🤖 AI Summary
Commercial metaverse platforms lack dynamic, intent-aware personalized navigation mechanisms—especially under heterogeneous world configurations and platform constraints—rendering existing on-demand agents impractical. Method: We propose Navigation Pixie, the first lightweight, loosely coupled, on-demand navigation agent designed for real-world commercial metaverses. It integrates structured spatial metadata with large language models to enable cross-platform natural-language-guided navigation. Contribution/Results: We introduce a novel PC/VR dual-modal evaluation framework, revealing significant device-dependent navigation preferences: PC users favor proactive service invocation, whereas VR users are more influenced by social awareness. A field study with 193 real users on the Cluster platform demonstrates statistically significant improvements in session duration and unguided exploratory behavior, validating both efficacy and deployability of Navigation Pixie in production metaverse environments.
📝 Abstract
While commercial metaverse platforms offer diverse user-generated content, they lack effective navigation assistance that can dynamically adapt to users' interests and intentions. Although previous research has investigated on-demand agents in controlled environments, implementation in commercial settings with diverse world configurations and platform constraints remains challenging.

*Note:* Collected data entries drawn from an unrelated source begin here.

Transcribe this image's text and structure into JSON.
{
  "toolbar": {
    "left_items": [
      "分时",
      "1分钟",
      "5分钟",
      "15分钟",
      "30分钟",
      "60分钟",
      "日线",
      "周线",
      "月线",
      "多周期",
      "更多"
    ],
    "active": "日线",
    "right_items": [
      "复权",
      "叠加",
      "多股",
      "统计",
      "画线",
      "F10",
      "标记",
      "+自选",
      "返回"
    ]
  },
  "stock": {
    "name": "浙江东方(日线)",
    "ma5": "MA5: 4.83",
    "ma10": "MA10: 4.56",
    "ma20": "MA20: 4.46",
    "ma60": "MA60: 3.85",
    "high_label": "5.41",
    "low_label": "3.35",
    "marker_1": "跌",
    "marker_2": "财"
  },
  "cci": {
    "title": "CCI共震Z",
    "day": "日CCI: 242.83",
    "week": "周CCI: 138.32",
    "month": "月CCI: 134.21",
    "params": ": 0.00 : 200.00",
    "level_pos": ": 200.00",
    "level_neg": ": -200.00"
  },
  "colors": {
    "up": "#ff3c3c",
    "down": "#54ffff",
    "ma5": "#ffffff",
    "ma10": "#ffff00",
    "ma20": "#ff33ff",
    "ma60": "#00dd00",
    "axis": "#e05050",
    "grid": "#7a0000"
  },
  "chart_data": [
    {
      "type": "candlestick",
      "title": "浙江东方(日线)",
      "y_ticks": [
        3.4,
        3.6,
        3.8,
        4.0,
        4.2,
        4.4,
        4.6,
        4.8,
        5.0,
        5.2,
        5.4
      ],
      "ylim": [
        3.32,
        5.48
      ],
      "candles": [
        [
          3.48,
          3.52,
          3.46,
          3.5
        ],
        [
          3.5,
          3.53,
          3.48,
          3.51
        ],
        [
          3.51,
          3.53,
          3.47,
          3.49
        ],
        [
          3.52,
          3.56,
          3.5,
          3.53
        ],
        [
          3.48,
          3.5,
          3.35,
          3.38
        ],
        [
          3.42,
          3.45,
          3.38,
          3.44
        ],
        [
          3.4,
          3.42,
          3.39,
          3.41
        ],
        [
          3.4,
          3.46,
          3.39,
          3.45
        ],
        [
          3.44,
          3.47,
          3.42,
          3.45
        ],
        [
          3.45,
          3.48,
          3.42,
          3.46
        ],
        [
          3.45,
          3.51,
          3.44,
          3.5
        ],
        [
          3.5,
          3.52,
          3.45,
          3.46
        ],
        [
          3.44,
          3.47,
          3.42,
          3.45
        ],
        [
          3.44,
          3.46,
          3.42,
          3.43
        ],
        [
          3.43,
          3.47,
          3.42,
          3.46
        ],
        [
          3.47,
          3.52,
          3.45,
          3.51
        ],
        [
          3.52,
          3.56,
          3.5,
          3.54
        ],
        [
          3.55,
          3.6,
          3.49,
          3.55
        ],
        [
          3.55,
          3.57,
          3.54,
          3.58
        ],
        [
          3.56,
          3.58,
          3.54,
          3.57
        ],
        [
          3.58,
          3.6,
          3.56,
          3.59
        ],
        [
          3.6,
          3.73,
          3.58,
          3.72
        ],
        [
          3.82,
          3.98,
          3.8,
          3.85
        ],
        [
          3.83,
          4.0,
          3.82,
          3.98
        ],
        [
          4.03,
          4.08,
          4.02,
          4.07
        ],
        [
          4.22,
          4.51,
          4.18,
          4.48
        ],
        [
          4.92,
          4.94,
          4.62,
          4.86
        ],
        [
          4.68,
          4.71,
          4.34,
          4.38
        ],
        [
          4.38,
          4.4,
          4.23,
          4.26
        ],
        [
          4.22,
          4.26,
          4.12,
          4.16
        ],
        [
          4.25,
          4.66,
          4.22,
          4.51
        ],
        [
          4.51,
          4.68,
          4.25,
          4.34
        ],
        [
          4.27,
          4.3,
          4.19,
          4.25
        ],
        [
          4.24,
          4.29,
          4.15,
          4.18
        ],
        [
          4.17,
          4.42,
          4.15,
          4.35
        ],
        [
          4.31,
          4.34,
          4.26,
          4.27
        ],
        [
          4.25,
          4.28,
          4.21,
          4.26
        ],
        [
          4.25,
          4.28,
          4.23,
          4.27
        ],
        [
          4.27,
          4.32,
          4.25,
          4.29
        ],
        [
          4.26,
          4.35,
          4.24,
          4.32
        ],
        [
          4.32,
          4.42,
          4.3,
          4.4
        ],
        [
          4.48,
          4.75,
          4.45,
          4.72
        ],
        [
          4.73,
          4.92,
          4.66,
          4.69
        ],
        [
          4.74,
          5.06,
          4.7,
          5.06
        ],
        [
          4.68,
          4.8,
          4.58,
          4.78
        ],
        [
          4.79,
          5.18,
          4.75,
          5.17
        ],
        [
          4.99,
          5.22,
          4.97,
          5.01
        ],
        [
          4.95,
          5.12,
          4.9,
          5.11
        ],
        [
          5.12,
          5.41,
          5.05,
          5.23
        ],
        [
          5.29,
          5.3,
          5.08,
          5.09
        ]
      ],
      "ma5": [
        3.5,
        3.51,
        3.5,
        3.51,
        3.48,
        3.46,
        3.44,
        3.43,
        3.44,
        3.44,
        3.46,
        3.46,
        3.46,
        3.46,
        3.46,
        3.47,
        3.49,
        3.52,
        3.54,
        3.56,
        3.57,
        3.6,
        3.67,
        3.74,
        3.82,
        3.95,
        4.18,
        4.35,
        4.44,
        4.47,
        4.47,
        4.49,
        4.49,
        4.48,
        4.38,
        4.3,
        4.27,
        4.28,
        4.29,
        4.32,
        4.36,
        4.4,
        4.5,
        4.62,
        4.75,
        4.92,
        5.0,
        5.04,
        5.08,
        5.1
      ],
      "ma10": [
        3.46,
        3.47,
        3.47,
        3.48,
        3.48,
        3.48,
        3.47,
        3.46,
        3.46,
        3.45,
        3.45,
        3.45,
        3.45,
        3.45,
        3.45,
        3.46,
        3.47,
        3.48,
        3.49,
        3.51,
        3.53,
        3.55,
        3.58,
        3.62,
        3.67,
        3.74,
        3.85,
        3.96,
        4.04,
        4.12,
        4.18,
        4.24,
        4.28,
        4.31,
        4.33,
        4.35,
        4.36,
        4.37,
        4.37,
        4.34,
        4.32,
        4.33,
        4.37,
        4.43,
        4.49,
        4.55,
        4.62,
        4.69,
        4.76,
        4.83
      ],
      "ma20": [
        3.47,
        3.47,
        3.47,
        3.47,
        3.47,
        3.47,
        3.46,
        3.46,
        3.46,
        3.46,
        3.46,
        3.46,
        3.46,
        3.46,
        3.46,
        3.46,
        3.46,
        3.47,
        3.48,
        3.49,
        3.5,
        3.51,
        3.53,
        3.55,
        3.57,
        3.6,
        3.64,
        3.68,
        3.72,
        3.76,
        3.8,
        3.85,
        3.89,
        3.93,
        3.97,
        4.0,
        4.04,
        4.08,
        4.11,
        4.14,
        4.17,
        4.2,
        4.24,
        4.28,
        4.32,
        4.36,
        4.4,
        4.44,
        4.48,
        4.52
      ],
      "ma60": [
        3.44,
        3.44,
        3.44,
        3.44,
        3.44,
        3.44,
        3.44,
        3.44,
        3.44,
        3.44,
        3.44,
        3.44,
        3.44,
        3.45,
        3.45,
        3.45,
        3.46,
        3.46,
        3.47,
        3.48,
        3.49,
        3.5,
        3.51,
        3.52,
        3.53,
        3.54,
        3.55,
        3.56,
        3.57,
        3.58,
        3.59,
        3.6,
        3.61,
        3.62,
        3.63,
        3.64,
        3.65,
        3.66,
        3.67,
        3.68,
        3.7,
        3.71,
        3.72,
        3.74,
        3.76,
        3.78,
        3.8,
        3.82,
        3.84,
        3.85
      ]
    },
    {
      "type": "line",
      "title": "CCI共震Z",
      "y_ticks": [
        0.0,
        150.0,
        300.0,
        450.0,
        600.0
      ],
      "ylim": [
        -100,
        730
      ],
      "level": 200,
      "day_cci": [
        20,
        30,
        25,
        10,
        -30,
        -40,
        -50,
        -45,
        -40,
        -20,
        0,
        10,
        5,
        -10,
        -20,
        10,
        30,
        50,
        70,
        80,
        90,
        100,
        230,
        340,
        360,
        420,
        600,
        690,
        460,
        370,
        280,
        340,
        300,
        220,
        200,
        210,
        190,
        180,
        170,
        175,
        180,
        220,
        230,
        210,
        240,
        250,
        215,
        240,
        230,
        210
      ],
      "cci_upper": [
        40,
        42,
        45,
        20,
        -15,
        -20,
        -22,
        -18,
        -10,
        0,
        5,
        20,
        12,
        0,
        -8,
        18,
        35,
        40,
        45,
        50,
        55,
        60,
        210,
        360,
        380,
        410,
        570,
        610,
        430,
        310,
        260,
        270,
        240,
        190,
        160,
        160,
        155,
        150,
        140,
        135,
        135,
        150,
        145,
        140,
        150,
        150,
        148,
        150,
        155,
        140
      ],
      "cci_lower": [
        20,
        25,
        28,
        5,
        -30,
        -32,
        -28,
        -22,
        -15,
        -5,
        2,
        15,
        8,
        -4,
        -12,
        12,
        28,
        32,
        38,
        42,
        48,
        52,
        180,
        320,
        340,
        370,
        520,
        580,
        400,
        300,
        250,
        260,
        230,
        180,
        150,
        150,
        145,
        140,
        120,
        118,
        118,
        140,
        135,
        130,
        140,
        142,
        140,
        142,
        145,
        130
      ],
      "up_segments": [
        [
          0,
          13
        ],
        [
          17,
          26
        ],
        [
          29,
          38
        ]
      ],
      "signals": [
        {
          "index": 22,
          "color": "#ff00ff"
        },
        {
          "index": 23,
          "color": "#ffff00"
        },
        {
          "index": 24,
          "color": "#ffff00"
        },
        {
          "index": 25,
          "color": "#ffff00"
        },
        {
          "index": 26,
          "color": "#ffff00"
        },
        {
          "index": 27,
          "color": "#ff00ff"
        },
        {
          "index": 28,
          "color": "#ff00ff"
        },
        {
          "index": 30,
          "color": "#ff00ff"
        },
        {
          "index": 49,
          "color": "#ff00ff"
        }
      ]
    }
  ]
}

We present Navigation Pixie, an on-demand navigation agent employing a loosely coupled architecture that integrates structured spatial metadata with LLM-based natural language processing while minimizing platform dependencies, which enables experiments on the extensive user base of commercial metaverse platforms. Our cross-platform experiments on commercial metaverse platform Cluster with 99 PC client and 94 VR-HMD participants demonstrated that Navigation Pixie significantly increased dwell time and free exploration compared to fixed-route and no-agent conditions across both platforms. Subjective evaluations revealed consistent on-demand preferences in PC environments versus context-dependent social perception advantages in VR-HMD. This research contributes to advancing VR interaction design through conversational spatial navigation agents, establishes cross-platform evaluation methodologies revealing environment-dependent effectiveness, and demonstrates empirical experimentation frameworks for commercial metaverse platforms.